Of course, buying the Pegasus (which starts at $999 but I’d for sure go with the $1999 model) means that I’d need to get a Mac that supported the Thunderbolt I/O. This is going to make things a bit more expensive. It’s not like Firewire 800 or USB 2.0 are going away anytime soon so the Drobo is, of course, my easiest buy. My MacBook Air won’t be connecting to whatever I buy. This is for my iMac to connect to and the iMac is my streaming media server that delivers content to my television via Boxee, AppleTV and Xbox (which can all read the folders on my iMac via Samba / AFP protocols). So, in order to get the Pegasus, I’d need to sell my current i5 last generation iMac and get the newer Thunderbolt equipped models. My iMac is worth about $1500 and the new one that I’d be able to buy and actually keep for a few years cost $3,000. So, in order to get the Pegasus drives, I’d be making a $3,500 investment. That’s a big jump from the Drobo cost of around $1500 just to start.
Wait though, why are we getting ahead of ourselves and why is my AMEX sitting on my keyboard….
What was I saying? Oh, the option that I won’t go with which is just adding another hard drive. Why not? Well, I’m getting a bit frustrated by the addition of hard drives. Sure, I could use Disk Utility to put those in a RAID array which would make things easier for me but they collectively pull a lot of power. I have thought about getting two more LaCie drives (2 terabytes each) and buying one of those fancy LaCie Desk racks for their D2 Quadra drives. The drives would all stack nicely on top of each other but I’d have to deal with the 4 unsightly power cords and I could daisy chain the drives via FireWire 800. I could put those in a nice RAID configuration that would allow for parity in the event of any drive failures. They would be noisy like that and use power but I’d be investing only $600 dollars total to increase my storage from 8 terabytes to 12 which would keep me afloat for another couple of years.
One of the reasons that I’m feeling like I have tied hands though is that my iTunes Media drive is absolutely full. It’s at 2 terabytes now and I don’t want to split it up. I want to keep growing that drive and have zero issues replicating that drive to a second one once a month to ensure I always have a copy of it. My iTunes drive has 15 gigabytes free so after adding another 5 movies, I’m completely full up. That’s not good. So, if I go the LaCie route, I’m going to have to splurge a lot more for their 3 terabyte model and a 2nd one of those so I can have duplication going and always have a backup in the event of a failure. I’ll probably RAID 1 those two drives so music copied to my 3TB will be auto copied to the 2nd 3 TB for parity. The two other 2 terabyte LaCie Drives will go to Time Machine backups and files. Then, my final two drives will be released to store something else that I don’t have in my ownership yet but will one day.
After writing this, I feel like I’ve only been making that succinct argument FOR cloud storage.
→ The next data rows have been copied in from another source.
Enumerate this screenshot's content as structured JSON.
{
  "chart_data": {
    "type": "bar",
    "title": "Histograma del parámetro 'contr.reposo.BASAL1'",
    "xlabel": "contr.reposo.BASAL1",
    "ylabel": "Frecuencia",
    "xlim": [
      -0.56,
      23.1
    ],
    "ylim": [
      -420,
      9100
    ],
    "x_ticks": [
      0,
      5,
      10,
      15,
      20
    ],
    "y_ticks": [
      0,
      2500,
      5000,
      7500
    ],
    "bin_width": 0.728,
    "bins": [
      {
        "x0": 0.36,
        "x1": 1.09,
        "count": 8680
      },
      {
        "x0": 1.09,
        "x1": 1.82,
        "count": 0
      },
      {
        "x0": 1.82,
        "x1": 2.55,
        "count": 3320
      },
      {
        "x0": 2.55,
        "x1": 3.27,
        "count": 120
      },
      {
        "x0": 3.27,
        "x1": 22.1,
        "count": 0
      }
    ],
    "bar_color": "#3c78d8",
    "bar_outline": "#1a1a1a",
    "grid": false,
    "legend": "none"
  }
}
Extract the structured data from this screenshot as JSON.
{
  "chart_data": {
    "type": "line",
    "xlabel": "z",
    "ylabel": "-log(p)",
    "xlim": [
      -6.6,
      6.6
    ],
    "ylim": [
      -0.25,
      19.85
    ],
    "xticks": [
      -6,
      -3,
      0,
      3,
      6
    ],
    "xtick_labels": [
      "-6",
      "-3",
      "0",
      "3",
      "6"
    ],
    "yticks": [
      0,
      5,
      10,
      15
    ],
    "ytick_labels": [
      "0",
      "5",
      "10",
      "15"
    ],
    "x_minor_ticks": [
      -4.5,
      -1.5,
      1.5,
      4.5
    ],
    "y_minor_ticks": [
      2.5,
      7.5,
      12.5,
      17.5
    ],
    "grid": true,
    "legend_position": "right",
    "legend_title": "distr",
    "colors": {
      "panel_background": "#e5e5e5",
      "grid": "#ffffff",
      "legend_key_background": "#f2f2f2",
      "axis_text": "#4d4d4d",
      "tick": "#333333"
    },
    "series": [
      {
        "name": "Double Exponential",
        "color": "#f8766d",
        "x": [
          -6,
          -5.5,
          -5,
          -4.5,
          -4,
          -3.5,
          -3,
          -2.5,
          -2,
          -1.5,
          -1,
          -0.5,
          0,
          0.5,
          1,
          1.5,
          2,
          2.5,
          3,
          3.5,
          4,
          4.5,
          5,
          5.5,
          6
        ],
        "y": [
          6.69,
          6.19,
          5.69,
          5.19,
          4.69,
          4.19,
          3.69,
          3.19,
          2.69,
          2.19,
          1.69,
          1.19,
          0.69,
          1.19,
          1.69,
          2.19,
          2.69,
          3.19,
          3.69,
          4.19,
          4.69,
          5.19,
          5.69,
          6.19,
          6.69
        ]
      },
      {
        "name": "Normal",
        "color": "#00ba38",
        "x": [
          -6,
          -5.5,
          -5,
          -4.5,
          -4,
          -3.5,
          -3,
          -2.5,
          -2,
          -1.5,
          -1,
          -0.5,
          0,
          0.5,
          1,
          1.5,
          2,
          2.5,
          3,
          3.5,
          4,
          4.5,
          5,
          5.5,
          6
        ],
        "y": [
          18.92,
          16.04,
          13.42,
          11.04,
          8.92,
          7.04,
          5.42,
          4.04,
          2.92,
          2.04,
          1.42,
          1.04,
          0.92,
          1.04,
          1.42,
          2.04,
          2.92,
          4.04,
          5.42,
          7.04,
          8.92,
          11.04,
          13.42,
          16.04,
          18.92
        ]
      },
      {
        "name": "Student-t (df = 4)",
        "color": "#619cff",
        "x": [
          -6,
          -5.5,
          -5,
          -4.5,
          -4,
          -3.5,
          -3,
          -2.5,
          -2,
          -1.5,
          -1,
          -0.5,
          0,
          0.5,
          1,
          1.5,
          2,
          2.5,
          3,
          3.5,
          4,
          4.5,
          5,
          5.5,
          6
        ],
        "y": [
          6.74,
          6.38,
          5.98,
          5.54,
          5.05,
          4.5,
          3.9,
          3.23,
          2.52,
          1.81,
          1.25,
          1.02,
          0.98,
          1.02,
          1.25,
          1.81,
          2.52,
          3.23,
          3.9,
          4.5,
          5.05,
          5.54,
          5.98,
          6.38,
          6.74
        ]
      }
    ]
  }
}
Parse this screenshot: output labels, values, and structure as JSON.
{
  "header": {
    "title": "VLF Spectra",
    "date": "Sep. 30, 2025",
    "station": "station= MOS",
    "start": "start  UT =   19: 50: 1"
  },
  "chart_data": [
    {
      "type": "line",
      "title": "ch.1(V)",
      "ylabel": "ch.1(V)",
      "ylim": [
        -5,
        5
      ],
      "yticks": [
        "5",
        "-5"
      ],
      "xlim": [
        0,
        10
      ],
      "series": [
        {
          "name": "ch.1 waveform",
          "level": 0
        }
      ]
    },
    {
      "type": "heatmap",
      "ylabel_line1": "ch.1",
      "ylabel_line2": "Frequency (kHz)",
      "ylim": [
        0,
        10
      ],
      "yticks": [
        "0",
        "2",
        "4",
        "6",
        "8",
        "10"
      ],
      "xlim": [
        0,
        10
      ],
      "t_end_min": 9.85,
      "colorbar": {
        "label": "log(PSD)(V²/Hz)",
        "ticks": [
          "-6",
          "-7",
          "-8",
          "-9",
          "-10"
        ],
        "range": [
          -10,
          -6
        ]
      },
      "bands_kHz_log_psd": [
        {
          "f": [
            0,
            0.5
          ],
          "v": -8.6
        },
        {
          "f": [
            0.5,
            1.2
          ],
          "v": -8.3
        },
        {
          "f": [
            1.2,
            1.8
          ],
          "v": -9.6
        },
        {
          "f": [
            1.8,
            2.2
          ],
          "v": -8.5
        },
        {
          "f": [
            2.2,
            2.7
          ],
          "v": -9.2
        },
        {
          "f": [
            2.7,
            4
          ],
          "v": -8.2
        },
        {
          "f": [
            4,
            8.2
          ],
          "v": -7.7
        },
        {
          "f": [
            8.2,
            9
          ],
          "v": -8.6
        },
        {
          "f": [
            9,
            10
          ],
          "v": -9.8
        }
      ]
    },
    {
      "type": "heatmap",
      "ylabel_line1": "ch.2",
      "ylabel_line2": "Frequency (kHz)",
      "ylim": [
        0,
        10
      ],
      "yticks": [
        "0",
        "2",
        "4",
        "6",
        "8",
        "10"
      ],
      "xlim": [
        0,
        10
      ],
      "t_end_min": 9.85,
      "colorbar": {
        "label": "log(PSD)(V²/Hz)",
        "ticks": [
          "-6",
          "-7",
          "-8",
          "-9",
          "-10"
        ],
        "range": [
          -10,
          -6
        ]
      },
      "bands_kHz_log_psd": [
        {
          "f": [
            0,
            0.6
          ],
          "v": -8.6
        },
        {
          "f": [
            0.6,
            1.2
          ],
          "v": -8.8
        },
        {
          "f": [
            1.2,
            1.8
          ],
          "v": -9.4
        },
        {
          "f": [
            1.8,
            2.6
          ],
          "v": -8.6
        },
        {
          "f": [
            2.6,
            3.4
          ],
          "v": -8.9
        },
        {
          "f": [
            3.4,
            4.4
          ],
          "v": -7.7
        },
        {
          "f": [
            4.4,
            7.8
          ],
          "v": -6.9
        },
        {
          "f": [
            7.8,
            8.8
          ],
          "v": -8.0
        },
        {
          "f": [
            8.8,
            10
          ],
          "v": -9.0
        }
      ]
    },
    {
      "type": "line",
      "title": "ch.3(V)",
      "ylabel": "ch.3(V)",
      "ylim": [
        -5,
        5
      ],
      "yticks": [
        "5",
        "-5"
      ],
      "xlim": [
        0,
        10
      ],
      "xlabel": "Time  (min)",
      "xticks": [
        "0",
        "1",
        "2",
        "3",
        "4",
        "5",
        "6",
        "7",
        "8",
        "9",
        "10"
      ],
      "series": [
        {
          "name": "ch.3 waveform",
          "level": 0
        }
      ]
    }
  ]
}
A lot of people assume that Apple’s iTunes Cloud service will help alleviate this very complicated setup I have but I’m doubtful and don’t expect that I’ll always have an Internet connection when I’m ready to listen to music. It’s important that we keep our data close to us and in a method that we control and own.
I’m still not sure what the solution to this is but, it’ safe to say that I surely have a dilemma.